Los mercados emergentes enfrentan un período de adversidad producto de varios factores que se pueden clasificar en tres grandes grupos. Variados problemas internos que los afectan individualmente, el efecto contagio por la desilusión de los grandes emergentes y condiciones externas menos favorables. En éste último, un sub-factor preponderante es China, por su importancia en los precios de las materias primas y su peso en la economía global.

La economía china está pasando por un tramo complicado en el camino desde una base en las exportaciones y la inversión hacia una mayor participación de la demanda interna. Desde 2012 se comenzó la implementación de una agenda de reformas estructurales. Entre los objetivos están una mayor apertura del mercado de capitales y más participación del sector privado.

El efecto -previsible- ha sido una desaceleración estructural (que se ha combinado recientemente con una cíclica), llevando el crecimiento de PIB de dos dígitos de hace menos de 5 años atrás (un promedio de más de 11% anual entre 2005 y 2010) a los niveles proyectados para este año de alrededor de 7.5 por ciento.

Esto está relacionado con la economía global, por supuesto, pero también con ajustes -necesarios- internos como el del crédito, para evitar explosiones de burbujas. La probabilidad de un "aterrizaje forzoso" de la economía china es baja, considerando que i) las decisiones de política económica son tomadas de manera centralizada; ii) un alto nivel de ahorro del país; iii) la no dependencia en flujos de capital externo. En el largo plazo, es de esperar que China logre el re-balanceo económico con un crecimiento sostenible.

En el último tiempo, las acciones chinas han sucumbido al sentimiento negativo hacia los mercados de economías emergentes, aunque no en la magnitud de los "frágiles" (Rusia, Brasil, India, Indonesia y Sudáfrica). La debilidad de las acciones chinas también tiene que ver con una alta exposición de los índices tradicionales al sector financiero, que tienen a su vez una alta participación del gobierno.

Sin embargo, las valorizaciones comienzan a reflejar oportunidades de compra, en términos absolutos y relativos.

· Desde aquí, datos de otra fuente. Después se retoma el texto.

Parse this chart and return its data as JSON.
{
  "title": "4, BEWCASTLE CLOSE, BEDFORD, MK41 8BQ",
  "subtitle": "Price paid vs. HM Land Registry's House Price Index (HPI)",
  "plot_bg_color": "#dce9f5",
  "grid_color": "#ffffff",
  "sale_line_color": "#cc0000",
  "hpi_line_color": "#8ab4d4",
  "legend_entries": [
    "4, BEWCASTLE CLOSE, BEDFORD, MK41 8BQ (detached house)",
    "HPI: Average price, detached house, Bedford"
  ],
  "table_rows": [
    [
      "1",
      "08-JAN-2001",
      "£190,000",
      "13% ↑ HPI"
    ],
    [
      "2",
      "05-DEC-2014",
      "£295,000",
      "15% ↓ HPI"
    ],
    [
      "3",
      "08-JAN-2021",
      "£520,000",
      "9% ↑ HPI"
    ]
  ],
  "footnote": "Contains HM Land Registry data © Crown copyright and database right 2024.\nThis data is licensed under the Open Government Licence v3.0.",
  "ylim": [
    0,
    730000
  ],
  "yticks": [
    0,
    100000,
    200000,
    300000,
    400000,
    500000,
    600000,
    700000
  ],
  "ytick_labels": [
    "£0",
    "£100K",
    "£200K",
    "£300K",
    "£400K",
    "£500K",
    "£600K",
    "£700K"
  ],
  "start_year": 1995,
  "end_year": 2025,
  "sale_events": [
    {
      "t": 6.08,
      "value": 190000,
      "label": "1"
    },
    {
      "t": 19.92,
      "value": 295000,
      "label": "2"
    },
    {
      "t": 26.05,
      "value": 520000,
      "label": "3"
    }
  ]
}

Considerando el índice MSCI, China transa a 8.4 veces precio/utilidad estimada a 12 meses, significativamente más bajo que su promedio histórico y que sus pares emergentes (10 veces), con una tasa de dividendos de 3.8 por ciento.

Cabe mencionar que prevalecen las presiones sobre China y el resto de mercados emergentes y el análisis técnico evidencia la falta de momentum. Aunque parece que lo negativo ya estaría incorporado en los precios.